So I set out off down along the creek and up the big horrible hill, and I made it halfway up before I heard the first gunshots. Great: this weekend begins youth deer-hunting season, when the woods around my house are crawling with juveniles carrying guns. Most of the six-mile route wends its way through those woods, and the first shots came from pretty close by. A good excuse to turn around, especially when I was having trouble making it up the hill anyway...but I thought of Joy and kept going.
After each round of chemotherapy, it takes me about ten days to two weeks before I can even make it up that hill, and by the time I manage to walk the whole loop, I'm ready for another round of drugs. For months the story of my life has been three steps forward, two steps back, which makes it hard to feel as if I'm getting anywhere. Sure, I can walk the loop today, but Tuesday I'll have chemo again and then it'll be days before I can get all the way down my driveway. That doesn't feel much like progress.

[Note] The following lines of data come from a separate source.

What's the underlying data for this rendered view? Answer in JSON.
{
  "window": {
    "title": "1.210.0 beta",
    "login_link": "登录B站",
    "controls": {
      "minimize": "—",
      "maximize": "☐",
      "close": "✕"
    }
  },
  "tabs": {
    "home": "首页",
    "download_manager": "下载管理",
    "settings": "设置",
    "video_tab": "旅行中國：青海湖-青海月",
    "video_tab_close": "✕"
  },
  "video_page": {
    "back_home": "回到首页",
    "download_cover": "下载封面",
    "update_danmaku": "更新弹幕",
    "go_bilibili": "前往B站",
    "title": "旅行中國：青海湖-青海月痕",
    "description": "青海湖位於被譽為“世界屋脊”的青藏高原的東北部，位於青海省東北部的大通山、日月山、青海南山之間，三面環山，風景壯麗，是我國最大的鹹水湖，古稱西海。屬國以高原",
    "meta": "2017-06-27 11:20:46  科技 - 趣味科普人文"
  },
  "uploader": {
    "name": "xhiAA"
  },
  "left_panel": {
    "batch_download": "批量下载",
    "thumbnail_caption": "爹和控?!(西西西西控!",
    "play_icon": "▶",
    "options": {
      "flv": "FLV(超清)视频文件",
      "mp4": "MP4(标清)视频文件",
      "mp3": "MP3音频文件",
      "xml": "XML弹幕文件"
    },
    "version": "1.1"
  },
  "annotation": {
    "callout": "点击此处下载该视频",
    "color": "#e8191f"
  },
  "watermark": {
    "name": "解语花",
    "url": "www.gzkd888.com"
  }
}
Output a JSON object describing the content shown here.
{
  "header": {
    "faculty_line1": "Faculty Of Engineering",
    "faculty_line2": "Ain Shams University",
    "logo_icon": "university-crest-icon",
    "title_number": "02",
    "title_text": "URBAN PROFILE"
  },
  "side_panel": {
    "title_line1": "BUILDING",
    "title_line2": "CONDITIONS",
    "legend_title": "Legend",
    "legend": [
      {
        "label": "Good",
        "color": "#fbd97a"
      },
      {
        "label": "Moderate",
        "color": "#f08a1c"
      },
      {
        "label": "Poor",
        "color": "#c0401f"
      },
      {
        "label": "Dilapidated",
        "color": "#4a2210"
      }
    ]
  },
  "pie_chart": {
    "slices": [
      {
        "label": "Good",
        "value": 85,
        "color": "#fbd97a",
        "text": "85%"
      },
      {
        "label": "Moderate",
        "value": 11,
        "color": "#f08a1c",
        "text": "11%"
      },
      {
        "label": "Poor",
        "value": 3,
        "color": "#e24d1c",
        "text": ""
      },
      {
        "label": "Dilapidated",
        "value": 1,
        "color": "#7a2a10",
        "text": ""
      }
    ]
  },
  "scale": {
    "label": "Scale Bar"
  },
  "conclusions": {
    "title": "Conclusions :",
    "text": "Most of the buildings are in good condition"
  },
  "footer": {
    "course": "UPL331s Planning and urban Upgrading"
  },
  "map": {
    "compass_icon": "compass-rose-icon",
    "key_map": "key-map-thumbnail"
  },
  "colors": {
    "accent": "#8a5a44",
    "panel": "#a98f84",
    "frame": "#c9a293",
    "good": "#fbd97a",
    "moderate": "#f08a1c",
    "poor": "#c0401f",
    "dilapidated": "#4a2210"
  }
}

But I kept moving forward nevertheless, and before long I came down the hill at the far end of the ridge to the sound of more gunshots, this time farther away. Then I walked the flats along the creek and soon reached a wide curve where the road goes slightly uphill while bending around a bluff. As I lumbered slowly toward the curve, Hopeful stopped in the middle of the road and looked back at me as if to say, "Come on, let's see what's around this corner!" I responded to her curious look with a bit of the song "Something's Coming" from West Side Story:
Around the corner
or whistling down the river--
come on, deliver
to me....
Now anyone who knows me well is wondering, "Singing? Out loud? In public? Who are you and what have you done with Bev?"
I don't sing in public, even if no one is listening except my dog.
I especially don't sing what may well be the most unsingable song ever written, with its odd syncopation and impossible range and silly lyrics.
But there I was, singing this unsingable song out loud in the middle of hunter-infested woods while my dog peered at me...and then I couldn't sing anymore because I was crying.
What happened to the Bev who could control her emotions, who didn't feel the need to burst into tears at the first hint of some sappy song? Drugged into paralysis, I suspect, while this emotional basket-case goes wandering around the countryside singing to her dog and bursting into tears just because a song expresses some hope for a surprising but wonderful future. Let's just not think about the gunshots that destroy that hope in West Side Story, okay? Let's just focus on the joy of endless opportunity the song celebrates.
The air is hummin' and something great is comin', but if I don't pull myself together, I'll never be able to see it with my eyes all misty.
1 comment:
Sometimes we all need a good cry to get ourselves back on the right path. Think of it as a "mind wash".